1.3 DINOv2 as Backbone

DINOv2 (Oquab et al., 2023) produces versatile visual features through self-supervised pre-training on a curated, diverse dataset. Key properties:

1-billion-parameter ViT trained without supervision
Features transfer across image distributions and tasks without fine-tuning
Distilled smaller models surpass OpenCLIP at both image and pixel levels
Effective for dense prediction tasks (depth, segmentation, surface normals)

Applications to driving:

DistillNeRF (Wang et al., NeurIPS 2024): Distills DINOv2 and CLIP features into a 3D neural field representation for autonomous driving; enables zero-shot 3D semantic occupancy prediction without 3D annotations
LargeAD (Kong et al., TPAMI 2025): Uses DINOv2-driven superpixels to align 2D semantics with 3D LiDAR point clouds across 11 driving datasets

DINOv2's dense features are particularly strong for:

Monocular depth estimation (competitive with supervised methods)
Semantic segmentation with linear probes
Instance retrieval and matching
Surface normal estimation

Airside relevance: DINOv2 features can serve as a backbone for airside perception models without large-scale airside training data. Its dense features enable depth estimation and segmentation on novel environments. Linear probes on frozen DINOv2 features can be trained with minimal airside annotations.
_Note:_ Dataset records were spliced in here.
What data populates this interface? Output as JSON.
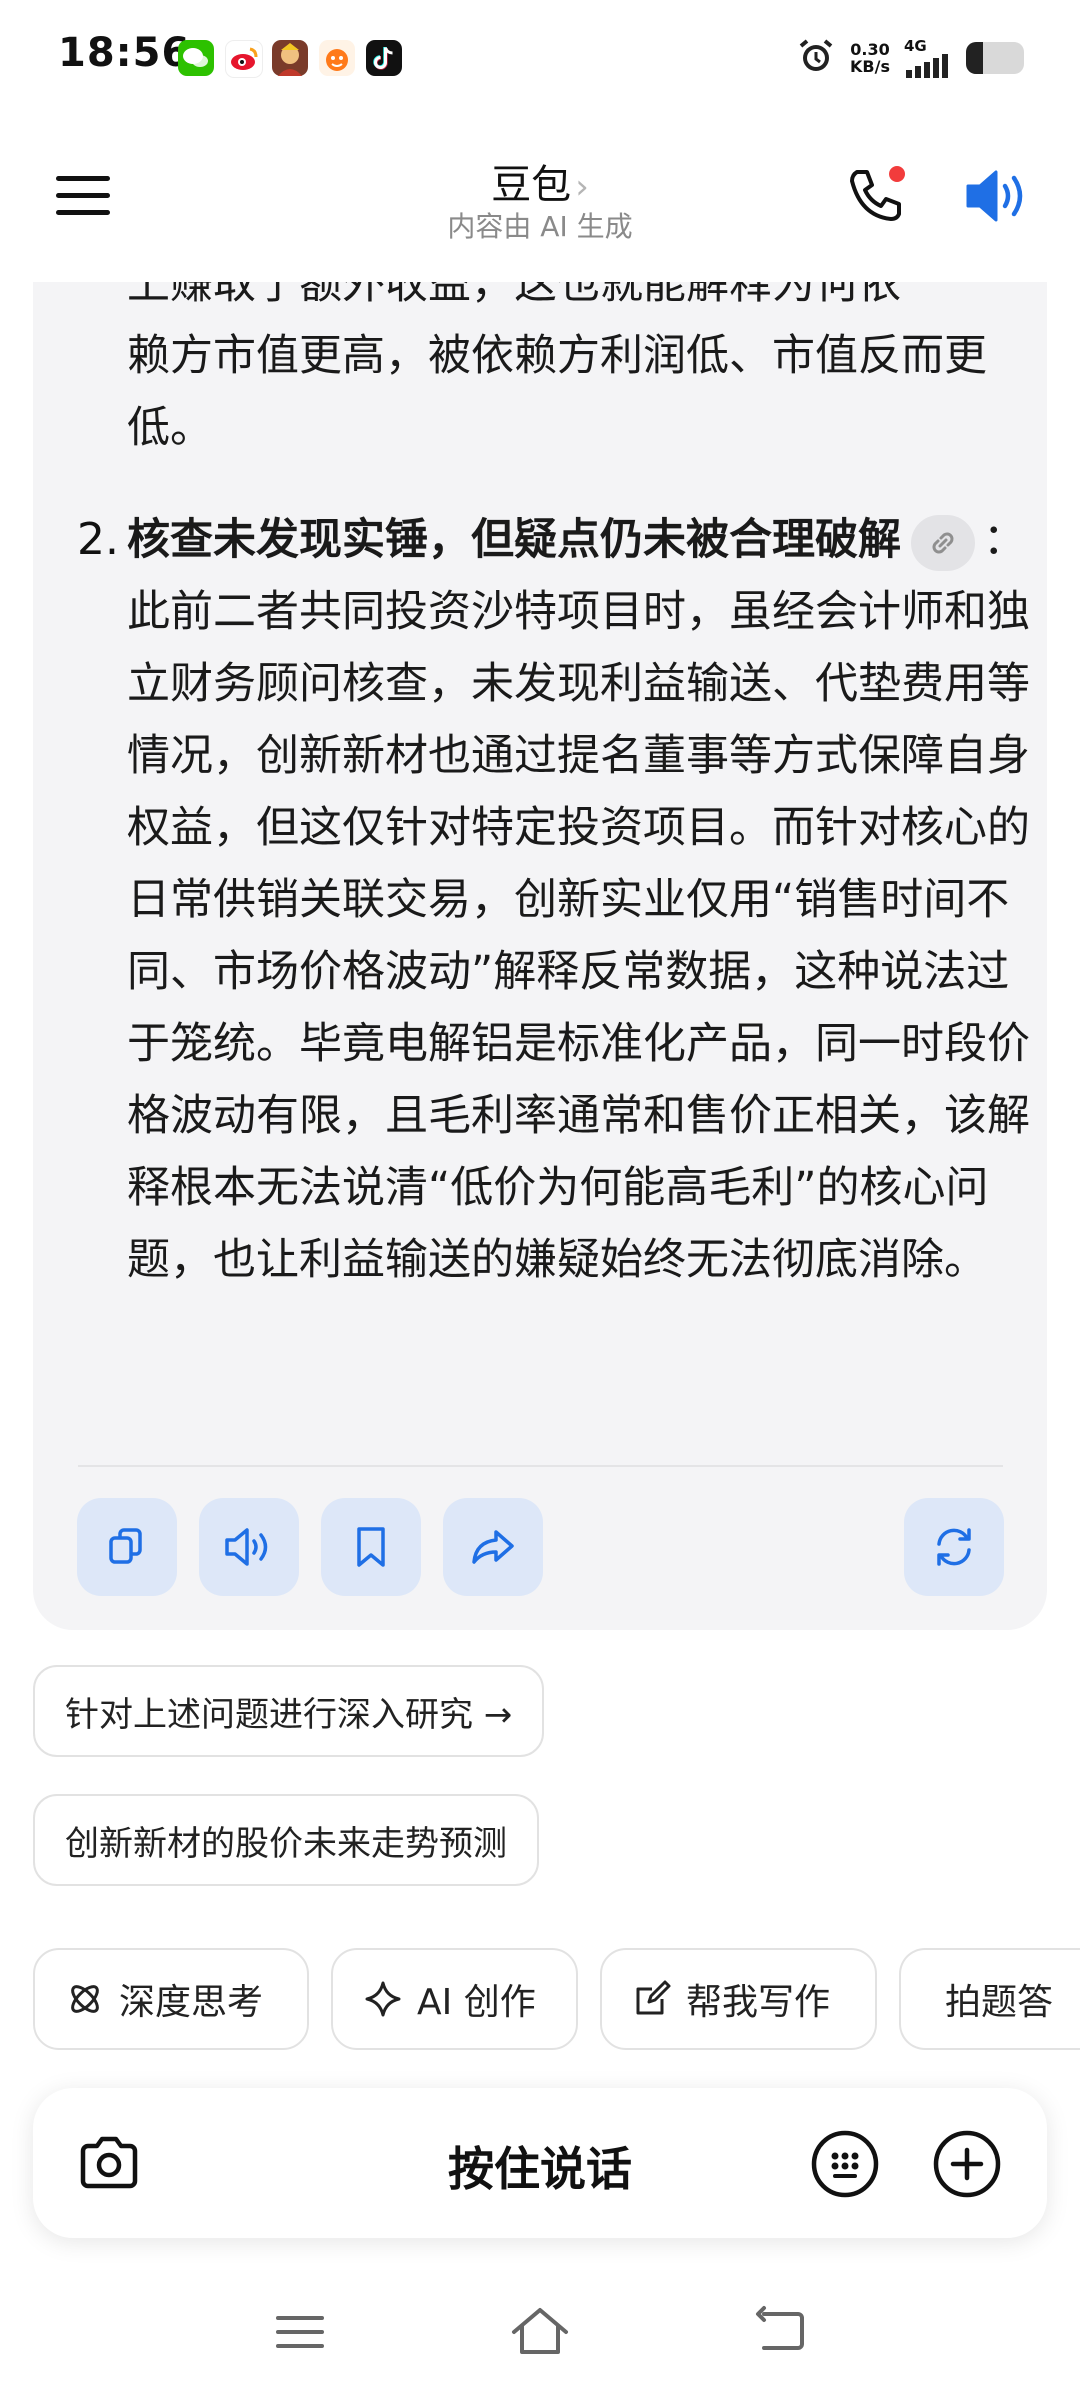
{
  "status_bar": {
    "time": "18:56",
    "apps": [
      "wechat-icon",
      "weibo-icon",
      "game-icon",
      "taobao-icon",
      "douyin-icon"
    ],
    "alarm_icon": "alarm-icon",
    "net_speed_value": "0.30",
    "net_speed_unit": "KB/s",
    "network": "4G",
    "battery_level": 0.3
  },
  "header": {
    "title": "豆包",
    "chevron": "›",
    "subtitle": "内容由 AI 生成"
  },
  "message": {
    "cropped_line": "上赚取了额外收益，这也就能解释为何依",
    "continuation": "赖方市值更高，被依赖方利润低、市值反而更低。",
    "item2": {
      "number": "2.",
      "heading": "核查未发现实锤，但疑点仍未被合理破解",
      "body": "：此前二者共同投资沙特项目时，虽经会计师和独立财务顾问核查，未发现利益输送、代垫费用等情况，创新新材也通过提名董事等方式保障自身权益，但这仅针对特定投资项目。而针对核心的日常供销关联交易，创新实业仅用“销售时间不同、市场价格波动”解释反常数据，这种说法过于笼统。毕竟电解铝是标准化产品，同一时段价格波动有限，且毛利率通常和售价正相关，该解释根本无法说清“低价为何能高毛利”的核心问题，也让利益输送的嫌疑始终无法彻底消除。"
    }
  },
  "suggestions": [
    {
      "label": "针对上述问题进行深入研究 →"
    },
    {
      "label": "创新新材的股价未来走势预测"
    }
  ],
  "chips": [
    {
      "label": "深度思考"
    },
    {
      "label": "AI 创作"
    },
    {
      "label": "帮我写作"
    },
    {
      "label": "拍题答"
    }
  ],
  "input": {
    "hold_to_talk": "按住说话"
  },
  "colors": {
    "accent": "#1f6fe5",
    "action_bg": "#dde7f8",
    "card_bg": "#f4f4f6",
    "notification_dot": "#f23c3c"
  }
}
1.4 CLIP / SigLIP for Driving Scene Understanding

CLIP (Radford et al., 2021) learns joint image-text embeddings through contrastive pre-training on 400M image-text pairs. Its zero-shot classification and open-vocabulary capabilities make it foundational for driving.

SigLIP (Zhai et al., 2023) improves on CLIP by using sigmoid loss instead of softmax:

Operates on image-text pairs without requiring global pairwise similarity computation
Works effectively at both large and small batch sizes (32K is sufficient)
Achieves 84.5% ImageNet zero-shot accuracy with locked-image tuning on just 4 TPUv4 chips

Applications to driving:

DistillNeRF: Uses CLIP features for zero-shot semantic understanding of 3D driving scenes
Clipomaly (Reichard et al., 2024): First CLIP-based open-world anomaly segmentation for driving; dynamically extends vocabulary at inference time to assign human-interpretable names to unknown objects without retraining
Hazardous Object Detection (Shriram et al., 2025): Uses CLIP to match VLM-predicted hazard descriptions with bounding boxes in traffic scenes
DistillNeRF demonstrates that CLIP embeddings enable zero-shot 3D semantic occupancy prediction

Airside relevance: CLIP/SigLIP embeddings can bridge the vocabulary gap between road driving and airside environments. Text queries like "Boeing 737," "aircraft tow bar," or "jet bridge" can retrieve or classify objects without airside training data. SigLIP's efficiency makes it practical for real-time on-vehicle deployment.

1.5 EVA / InternImage / InternVL

EVA (Fang et al., 2022): A 1-billion-parameter ViT trained via masked image-text aligned feature reconstruction.

SOTA on image recognition, video action recognition, object detection, instance segmentation, semantic segmentation
Competitive on both LVIS (1000+ categories) and COCO (80 categories) instance segmentation
Functions as an effective CLIP vision encoder, improving training stability

EVA-02 (Fang et al., 2023): A more efficient successor.

304M parameters; 90.0% ImageNet fine-tuning accuracy
CLIP variant achieves 80.4% zero-shot accuracy with ~1/6 parameters and ~1/6 data compared to prior open-source CLIP
Released in four sizes (6M to 304M parameters)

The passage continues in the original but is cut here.